At its core, the coronavirus pandemic is a human health crisis, and one that has had a huge impact across the globe.
More specifically, we’ve seen a total of 37.5 million cases recorded globally as of October 12th, with these resulting in an estimated 26.1 million recoveries and a little over one million deaths.
However, a growing number of scientists and experts are forecasting that the socio-economic impact of coronavirus could be even more pronounced, and there’s no doubt that everyone from entrepreneurs and financial traders will have begun to notice this influence during Q2 and Q3.
But are the fluctuations in Covid-19 impacting on the world’s financial markets, and if so how?
Charting the Stock Market Crash in 2020
When the S&P 500 index peaked in February 2020, the Covid-19 outbreak was largely confined to China and countries in Southeast Asia.
However, the World Health Organisation (WHO) declared coronavirus as a global pandemic on March 12th, causing huge ripples throughout the world’s financial markets and triggering a 34% decline in the S&P 500.
This type of sharp drop was also experienced by indexes such as the Dow Jones and the Nasdaq 100, while it marked the kind of extreme volatility that was last seen during the depths of the great recession in 2008.
The question that remains, of course, is why what precisely drove this precipitous market decline? After all, the declaration of the WHO didn’t necessarily mean that a high volume of global cases was certain, particularly as some experts had predicted the worldwide spread of the virus earlier during Q1.
However, we must recognise that most financial markets work on sentiment, while entities such as the foreign exchange are also impacted directly by a host of macroeconomic and geopolitical factors (we’ll touch on this a little later in the piece).
In this respect, the sharp market decline in March was precipitated by the rational anticipation of future Covid-19 cases and the global spread of the virus, as traders reacted to this likelihood and planned their orders accordingly.

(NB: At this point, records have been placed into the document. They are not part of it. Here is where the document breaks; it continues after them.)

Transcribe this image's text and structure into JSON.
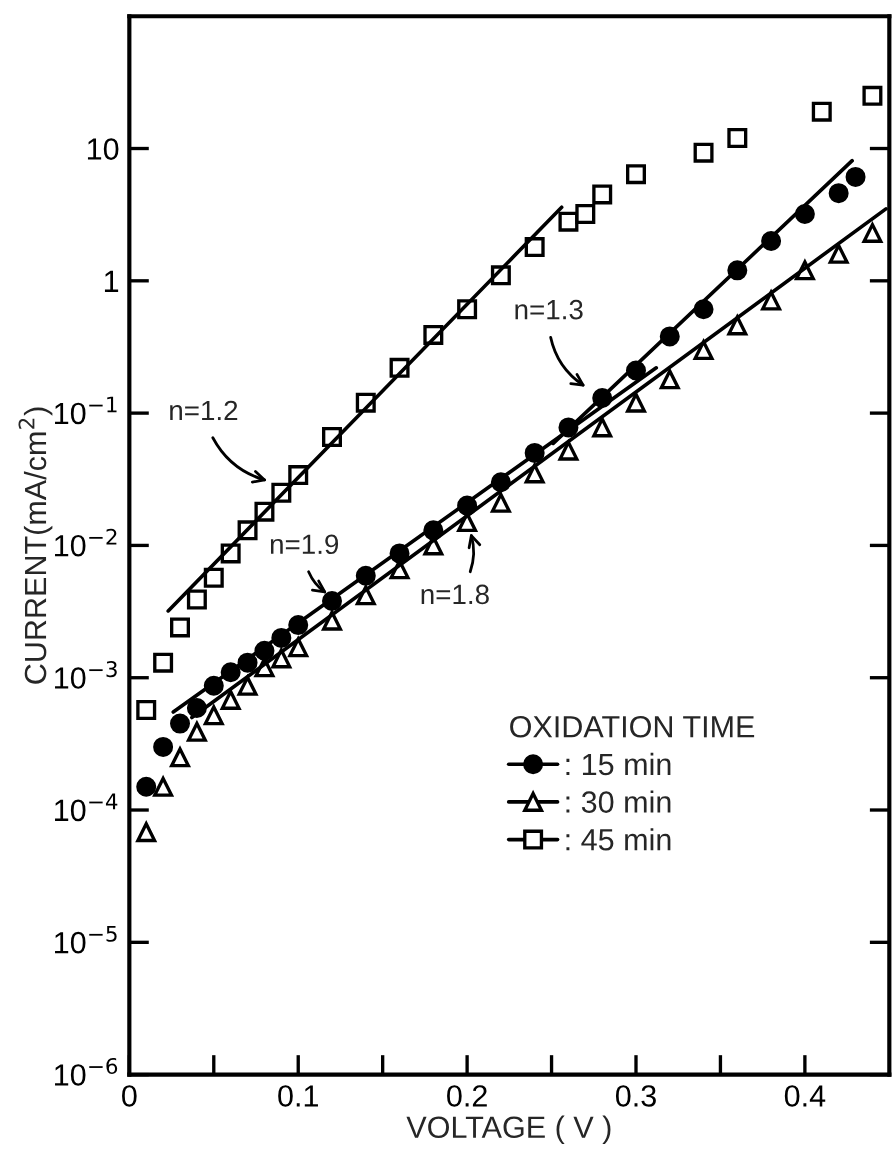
{
  "chart_data": {
    "type": "scatter",
    "xlabel": "VOLTAGE ( V )",
    "ylabel": "CURRENT(mA/cm$^{2}$)",
    "legend_title": "OXIDATION TIME",
    "legend": "bottom right",
    "log": "y",
    "grid": false,
    "xlim": [
      0,
      0.45
    ],
    "ylim": [
      1e-06,
      100
    ],
    "xticks": [
      0,
      0.1,
      0.2,
      0.3,
      0.4,
      {
        "value": 0.05,
        "label": null
      },
      {
        "value": 0.15,
        "label": null
      },
      {
        "value": 0.25,
        "label": null
      },
      {
        "value": 0.35,
        "label": null
      }
    ],
    "yticks": [
      {
        "value": 1e-06,
        "label": "10$^{−6}$"
      },
      {
        "value": 1e-05,
        "label": "10$^{−5}$"
      },
      {
        "value": 0.0001,
        "label": "10$^{−4}$"
      },
      {
        "value": 0.001,
        "label": "10$^{−3}$"
      },
      {
        "value": 0.01,
        "label": "10$^{−2}$"
      },
      {
        "value": 0.1,
        "label": "10$^{−1}$"
      },
      {
        "value": 1,
        "label": "1"
      },
      {
        "value": 10,
        "label": "10"
      }
    ],
    "series": [
      {
        "name": ": 15 min",
        "marker": "circle",
        "color": "#000000",
        "x": [
          0.01,
          0.02,
          0.03,
          0.04,
          0.05,
          0.06,
          0.07,
          0.08,
          0.09,
          0.1,
          0.12,
          0.14,
          0.16,
          0.18,
          0.2,
          0.22,
          0.24,
          0.26,
          0.28,
          0.3,
          0.32,
          0.34,
          0.36,
          0.38,
          0.4,
          0.42,
          0.43
        ],
        "values": [
          0.00015,
          0.0003,
          0.00045,
          0.00059,
          0.00087,
          0.0011,
          0.0013,
          0.0016,
          0.002,
          0.0025,
          0.0038,
          0.0059,
          0.0087,
          0.013,
          0.02,
          0.03,
          0.05,
          0.078,
          0.13,
          0.21,
          0.38,
          0.61,
          1.2,
          2.0,
          3.2,
          4.6,
          6.1
        ]
      },
      {
        "name": ": 30 min",
        "marker": "triangle",
        "color": "#000000",
        "x": [
          0.01,
          0.02,
          0.03,
          0.04,
          0.05,
          0.06,
          0.07,
          0.08,
          0.09,
          0.1,
          0.12,
          0.14,
          0.16,
          0.18,
          0.2,
          0.22,
          0.24,
          0.26,
          0.28,
          0.3,
          0.32,
          0.34,
          0.36,
          0.38,
          0.4,
          0.42,
          0.44
        ],
        "values": [
          6.8e-05,
          0.00015,
          0.00025,
          0.00039,
          0.00052,
          0.00068,
          0.00087,
          0.0012,
          0.0014,
          0.0017,
          0.0027,
          0.0042,
          0.0066,
          0.01,
          0.015,
          0.021,
          0.035,
          0.052,
          0.078,
          0.12,
          0.18,
          0.3,
          0.46,
          0.71,
          1.2,
          1.6,
          2.3
        ]
      },
      {
        "name": ": 45 min",
        "marker": "square",
        "color": "#000000",
        "x": [
          0.01,
          0.02,
          0.03,
          0.04,
          0.05,
          0.06,
          0.07,
          0.08,
          0.09,
          0.1,
          0.12,
          0.14,
          0.16,
          0.18,
          0.2,
          0.22,
          0.24,
          0.26,
          0.27,
          0.28,
          0.3,
          0.34,
          0.36,
          0.41,
          0.44
        ],
        "values": [
          0.00057,
          0.0013,
          0.0024,
          0.0039,
          0.0057,
          0.0087,
          0.013,
          0.018,
          0.025,
          0.034,
          0.066,
          0.12,
          0.22,
          0.39,
          0.61,
          1.1,
          1.8,
          2.8,
          3.2,
          4.5,
          6.4,
          9.3,
          12,
          19,
          25
        ]
      },
      {
        "type": "line",
        "color": "#000000",
        "x": [
          0.023,
          0.256
        ],
        "values": [
          0.0032,
          3.6
        ]
      },
      {
        "type": "line",
        "color": "#000000",
        "x": [
          0.026,
          0.312
        ],
        "values": [
          0.00055,
          0.22
        ]
      },
      {
        "type": "line",
        "color": "#000000",
        "x": [
          0.251,
          0.428
        ],
        "values": [
          0.059,
          8.1
        ]
      },
      {
        "type": "line",
        "color": "#000000",
        "x": [
          0.037,
          0.448
        ],
        "values": [
          0.0005,
          3.5
        ]
      }
    ],
    "annotations": [
      {
        "text": "n=1.2",
        "x": 0.085,
        "y": 0.03
      },
      {
        "text": "n=1.9",
        "x": 0.12,
        "y": 0.0041
      },
      {
        "text": "n=1.8",
        "x": 0.201,
        "y": 0.0137
      },
      {
        "text": "n=1.3",
        "x": 0.273,
        "y": 0.15
      }
    ]
  }
}
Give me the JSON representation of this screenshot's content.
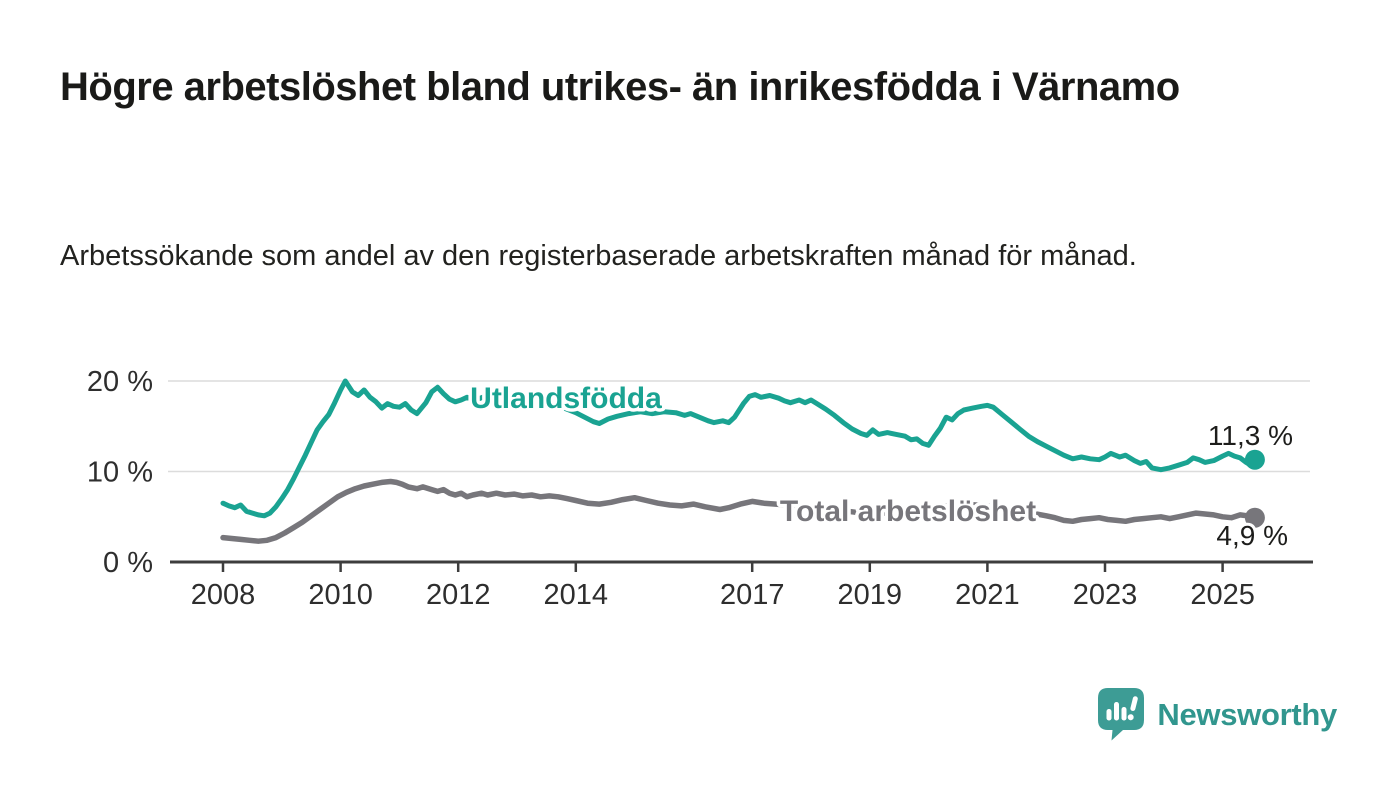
{
  "header": {
    "title": "Högre arbetslöshet bland utrikes- än inrikesfödda i Värnamo",
    "subtitle": "Arbetssökande som andel av den registerbaserade arbetskraften månad för månad."
  },
  "chart_data": {
    "type": "line",
    "title": "Högre arbetslöshet bland utrikes- än inrikesfödda i Värnamo",
    "subtitle": "Arbetssökande som andel av den registerbaserade arbetskraften månad för månad.",
    "unit": "%",
    "grid": "horizontal",
    "legend": "inline-labels",
    "xlim": [
      2008,
      2025.6
    ],
    "ylim": [
      0,
      21
    ],
    "x_ticks": [
      {
        "year": 2008,
        "label": "2008"
      },
      {
        "year": 2010,
        "label": "2010"
      },
      {
        "year": 2012,
        "label": "2012"
      },
      {
        "year": 2014,
        "label": "2014"
      },
      {
        "year": 2017,
        "label": "2017"
      },
      {
        "year": 2019,
        "label": "2019"
      },
      {
        "year": 2021,
        "label": "2021"
      },
      {
        "year": 2023,
        "label": "2023"
      },
      {
        "year": 2025,
        "label": "2025"
      }
    ],
    "y_ticks": [
      {
        "value": 0,
        "label": "0 %"
      },
      {
        "value": 10,
        "label": "10 %"
      },
      {
        "value": 20,
        "label": "20 %"
      }
    ],
    "series": [
      {
        "id": "utlandsfodda",
        "name": "Utlandsfödda",
        "color": "#1aa392",
        "width": 5,
        "end_label": "11,3 %",
        "end_value": 11.3,
        "points": [
          [
            2008.0,
            6.5
          ],
          [
            2008.1,
            6.2
          ],
          [
            2008.2,
            6.0
          ],
          [
            2008.3,
            6.3
          ],
          [
            2008.4,
            5.6
          ],
          [
            2008.5,
            5.4
          ],
          [
            2008.6,
            5.2
          ],
          [
            2008.7,
            5.1
          ],
          [
            2008.8,
            5.4
          ],
          [
            2008.9,
            6.1
          ],
          [
            2009.0,
            7.0
          ],
          [
            2009.1,
            8.0
          ],
          [
            2009.2,
            9.2
          ],
          [
            2009.3,
            10.5
          ],
          [
            2009.4,
            11.8
          ],
          [
            2009.5,
            13.2
          ],
          [
            2009.6,
            14.6
          ],
          [
            2009.7,
            15.5
          ],
          [
            2009.8,
            16.3
          ],
          [
            2009.9,
            17.6
          ],
          [
            2010.0,
            19.0
          ],
          [
            2010.08,
            20.0
          ],
          [
            2010.2,
            18.8
          ],
          [
            2010.3,
            18.4
          ],
          [
            2010.4,
            19.0
          ],
          [
            2010.5,
            18.2
          ],
          [
            2010.6,
            17.7
          ],
          [
            2010.7,
            17.0
          ],
          [
            2010.8,
            17.5
          ],
          [
            2010.9,
            17.2
          ],
          [
            2011.0,
            17.1
          ],
          [
            2011.1,
            17.5
          ],
          [
            2011.2,
            16.8
          ],
          [
            2011.3,
            16.4
          ],
          [
            2011.45,
            17.6
          ],
          [
            2011.55,
            18.8
          ],
          [
            2011.65,
            19.3
          ],
          [
            2011.75,
            18.6
          ],
          [
            2011.85,
            18.0
          ],
          [
            2011.95,
            17.7
          ],
          [
            2012.05,
            17.9
          ],
          [
            2012.15,
            18.2
          ],
          [
            2012.3,
            17.9
          ],
          [
            2012.45,
            18.3
          ],
          [
            2012.6,
            18.0
          ],
          [
            2012.8,
            18.2
          ],
          [
            2013.0,
            17.8
          ],
          [
            2013.2,
            17.9
          ],
          [
            2013.4,
            17.6
          ],
          [
            2013.6,
            17.3
          ],
          [
            2013.8,
            17.0
          ],
          [
            2014.0,
            16.5
          ],
          [
            2014.15,
            16.0
          ],
          [
            2014.3,
            15.5
          ],
          [
            2014.4,
            15.3
          ],
          [
            2014.55,
            15.8
          ],
          [
            2014.7,
            16.1
          ],
          [
            2014.9,
            16.4
          ],
          [
            2015.1,
            16.6
          ],
          [
            2015.3,
            16.4
          ],
          [
            2015.5,
            16.6
          ],
          [
            2015.7,
            16.5
          ],
          [
            2015.85,
            16.2
          ],
          [
            2015.95,
            16.4
          ],
          [
            2016.1,
            16.0
          ],
          [
            2016.25,
            15.6
          ],
          [
            2016.35,
            15.4
          ],
          [
            2016.5,
            15.6
          ],
          [
            2016.6,
            15.4
          ],
          [
            2016.7,
            16.0
          ],
          [
            2016.85,
            17.5
          ],
          [
            2016.95,
            18.3
          ],
          [
            2017.05,
            18.5
          ],
          [
            2017.15,
            18.2
          ],
          [
            2017.3,
            18.4
          ],
          [
            2017.45,
            18.1
          ],
          [
            2017.55,
            17.8
          ],
          [
            2017.65,
            17.6
          ],
          [
            2017.8,
            17.9
          ],
          [
            2017.9,
            17.6
          ],
          [
            2018.0,
            17.9
          ],
          [
            2018.1,
            17.5
          ],
          [
            2018.25,
            16.9
          ],
          [
            2018.4,
            16.2
          ],
          [
            2018.55,
            15.4
          ],
          [
            2018.7,
            14.7
          ],
          [
            2018.85,
            14.2
          ],
          [
            2018.95,
            14.0
          ],
          [
            2019.05,
            14.6
          ],
          [
            2019.15,
            14.1
          ],
          [
            2019.3,
            14.3
          ],
          [
            2019.45,
            14.1
          ],
          [
            2019.6,
            13.9
          ],
          [
            2019.7,
            13.5
          ],
          [
            2019.8,
            13.6
          ],
          [
            2019.9,
            13.1
          ],
          [
            2020.0,
            12.9
          ],
          [
            2020.1,
            13.9
          ],
          [
            2020.2,
            14.8
          ],
          [
            2020.3,
            16.0
          ],
          [
            2020.4,
            15.7
          ],
          [
            2020.5,
            16.4
          ],
          [
            2020.6,
            16.8
          ],
          [
            2020.75,
            17.0
          ],
          [
            2020.9,
            17.2
          ],
          [
            2021.0,
            17.3
          ],
          [
            2021.1,
            17.1
          ],
          [
            2021.25,
            16.3
          ],
          [
            2021.4,
            15.5
          ],
          [
            2021.55,
            14.7
          ],
          [
            2021.7,
            13.9
          ],
          [
            2021.85,
            13.3
          ],
          [
            2022.0,
            12.8
          ],
          [
            2022.15,
            12.3
          ],
          [
            2022.3,
            11.8
          ],
          [
            2022.45,
            11.4
          ],
          [
            2022.6,
            11.6
          ],
          [
            2022.75,
            11.4
          ],
          [
            2022.9,
            11.3
          ],
          [
            2023.0,
            11.6
          ],
          [
            2023.1,
            12.0
          ],
          [
            2023.25,
            11.6
          ],
          [
            2023.35,
            11.8
          ],
          [
            2023.5,
            11.2
          ],
          [
            2023.6,
            10.9
          ],
          [
            2023.7,
            11.1
          ],
          [
            2023.8,
            10.4
          ],
          [
            2023.95,
            10.2
          ],
          [
            2024.1,
            10.4
          ],
          [
            2024.25,
            10.7
          ],
          [
            2024.4,
            11.0
          ],
          [
            2024.5,
            11.5
          ],
          [
            2024.6,
            11.3
          ],
          [
            2024.7,
            11.0
          ],
          [
            2024.85,
            11.2
          ],
          [
            2025.0,
            11.7
          ],
          [
            2025.1,
            12.0
          ],
          [
            2025.2,
            11.7
          ],
          [
            2025.3,
            11.5
          ],
          [
            2025.4,
            11.0
          ],
          [
            2025.48,
            10.7
          ],
          [
            2025.55,
            11.3
          ]
        ]
      },
      {
        "id": "total",
        "name": "Total arbetslöshet",
        "color": "#77767b",
        "width": 5.5,
        "end_label": "4,9 %",
        "end_value": 4.9,
        "points": [
          [
            2008.0,
            2.7
          ],
          [
            2008.15,
            2.6
          ],
          [
            2008.3,
            2.5
          ],
          [
            2008.45,
            2.4
          ],
          [
            2008.6,
            2.3
          ],
          [
            2008.75,
            2.4
          ],
          [
            2008.9,
            2.7
          ],
          [
            2009.05,
            3.2
          ],
          [
            2009.2,
            3.8
          ],
          [
            2009.35,
            4.4
          ],
          [
            2009.5,
            5.1
          ],
          [
            2009.65,
            5.8
          ],
          [
            2009.8,
            6.5
          ],
          [
            2009.95,
            7.2
          ],
          [
            2010.1,
            7.7
          ],
          [
            2010.25,
            8.1
          ],
          [
            2010.4,
            8.4
          ],
          [
            2010.55,
            8.6
          ],
          [
            2010.7,
            8.8
          ],
          [
            2010.85,
            8.9
          ],
          [
            2010.95,
            8.8
          ],
          [
            2011.05,
            8.6
          ],
          [
            2011.15,
            8.3
          ],
          [
            2011.3,
            8.1
          ],
          [
            2011.4,
            8.3
          ],
          [
            2011.55,
            8.0
          ],
          [
            2011.65,
            7.8
          ],
          [
            2011.75,
            8.0
          ],
          [
            2011.85,
            7.6
          ],
          [
            2011.95,
            7.4
          ],
          [
            2012.05,
            7.6
          ],
          [
            2012.15,
            7.2
          ],
          [
            2012.25,
            7.4
          ],
          [
            2012.4,
            7.6
          ],
          [
            2012.5,
            7.4
          ],
          [
            2012.65,
            7.6
          ],
          [
            2012.8,
            7.4
          ],
          [
            2012.95,
            7.5
          ],
          [
            2013.1,
            7.3
          ],
          [
            2013.25,
            7.4
          ],
          [
            2013.4,
            7.2
          ],
          [
            2013.55,
            7.3
          ],
          [
            2013.7,
            7.2
          ],
          [
            2013.85,
            7.0
          ],
          [
            2014.0,
            6.8
          ],
          [
            2014.2,
            6.5
          ],
          [
            2014.4,
            6.4
          ],
          [
            2014.6,
            6.6
          ],
          [
            2014.8,
            6.9
          ],
          [
            2015.0,
            7.1
          ],
          [
            2015.2,
            6.8
          ],
          [
            2015.4,
            6.5
          ],
          [
            2015.6,
            6.3
          ],
          [
            2015.8,
            6.2
          ],
          [
            2016.0,
            6.4
          ],
          [
            2016.2,
            6.1
          ],
          [
            2016.45,
            5.8
          ],
          [
            2016.6,
            6.0
          ],
          [
            2016.8,
            6.4
          ],
          [
            2017.0,
            6.7
          ],
          [
            2017.2,
            6.5
          ],
          [
            2017.4,
            6.4
          ],
          [
            2017.6,
            6.3
          ],
          [
            2017.8,
            6.2
          ],
          [
            2018.0,
            6.0
          ],
          [
            2018.25,
            5.8
          ],
          [
            2018.5,
            5.7
          ],
          [
            2018.75,
            5.5
          ],
          [
            2019.0,
            5.5
          ],
          [
            2019.25,
            5.4
          ],
          [
            2019.5,
            5.3
          ],
          [
            2019.75,
            5.2
          ],
          [
            2020.0,
            5.4
          ],
          [
            2020.2,
            6.0
          ],
          [
            2020.4,
            6.4
          ],
          [
            2020.6,
            6.4
          ],
          [
            2020.8,
            6.3
          ],
          [
            2021.0,
            6.2
          ],
          [
            2021.25,
            6.0
          ],
          [
            2021.5,
            5.7
          ],
          [
            2021.75,
            5.4
          ],
          [
            2022.0,
            5.1
          ],
          [
            2022.15,
            4.9
          ],
          [
            2022.3,
            4.6
          ],
          [
            2022.45,
            4.5
          ],
          [
            2022.6,
            4.7
          ],
          [
            2022.75,
            4.8
          ],
          [
            2022.9,
            4.9
          ],
          [
            2023.05,
            4.7
          ],
          [
            2023.2,
            4.6
          ],
          [
            2023.35,
            4.5
          ],
          [
            2023.5,
            4.7
          ],
          [
            2023.65,
            4.8
          ],
          [
            2023.8,
            4.9
          ],
          [
            2023.95,
            5.0
          ],
          [
            2024.1,
            4.8
          ],
          [
            2024.25,
            5.0
          ],
          [
            2024.4,
            5.2
          ],
          [
            2024.55,
            5.4
          ],
          [
            2024.7,
            5.3
          ],
          [
            2024.85,
            5.2
          ],
          [
            2025.0,
            5.0
          ],
          [
            2025.15,
            4.9
          ],
          [
            2025.3,
            5.2
          ],
          [
            2025.42,
            5.1
          ],
          [
            2025.55,
            4.9
          ]
        ]
      }
    ]
  },
  "branding": {
    "logo_text": "Newsworthy",
    "logo_color": "#3d9c95",
    "logo_text_color": "#31968e",
    "icon": "newsworthy-speech-bubble-bar-chart"
  },
  "colors": {
    "accent_teal": "#1aa392",
    "series_gray": "#77767b",
    "axis": "#3d3d3d",
    "gridline": "#dcdcdc",
    "text": "#1a1a18"
  }
}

What Can we Learn from this and Future Market Trends?
Although the currency market is a little more complex, various assets have been impacted by Covid-19 uncertainty and the potential for renewed cases and second waves throughout 2020.
No single fiat currency reflects this better than the US Dollar (USD), which despite remaining the world’s dominant reserve currency has continued to shelve value since the beginning of Q3.
This was triggered by a continual rise of cases in the US and the prospect of a further $2.2 trillion stimulus package, which may ultimately be passed into law as a way of helping American citizens and businesses cope with the fall-out from Covid-19.
However, the prospect of this measure is also weighing heavily on the value of the dollar, by making it less attractive to foreign investors and reducing capital inflows into the US.
Such trends are likely to continue in the near-term, particularly with a second wave of cases now being reported in Asia and fears that the previous cycle may be repeated as the virus spread throughout Europe and the Americas.
While it’s possible for investors in derivative assets such as currency to capitalise on market uncertainty and speculate on declining values, the main concern for traders is that even small and seemingly insignificant events are having a direct impact on financial market instruments.
For example, both US stock futures and European equities declined last week after President Donald Trump and his wife tested positive for coronavirus, with some shelving as much as 2% in value in less than 24-hours.
While this doesn’t necessarily impact on the long-term value of blue chip or mid-cap stock options, it may undermine investors with a short-term outlook who are trying to optimise their gains by leveraging market uncertainty.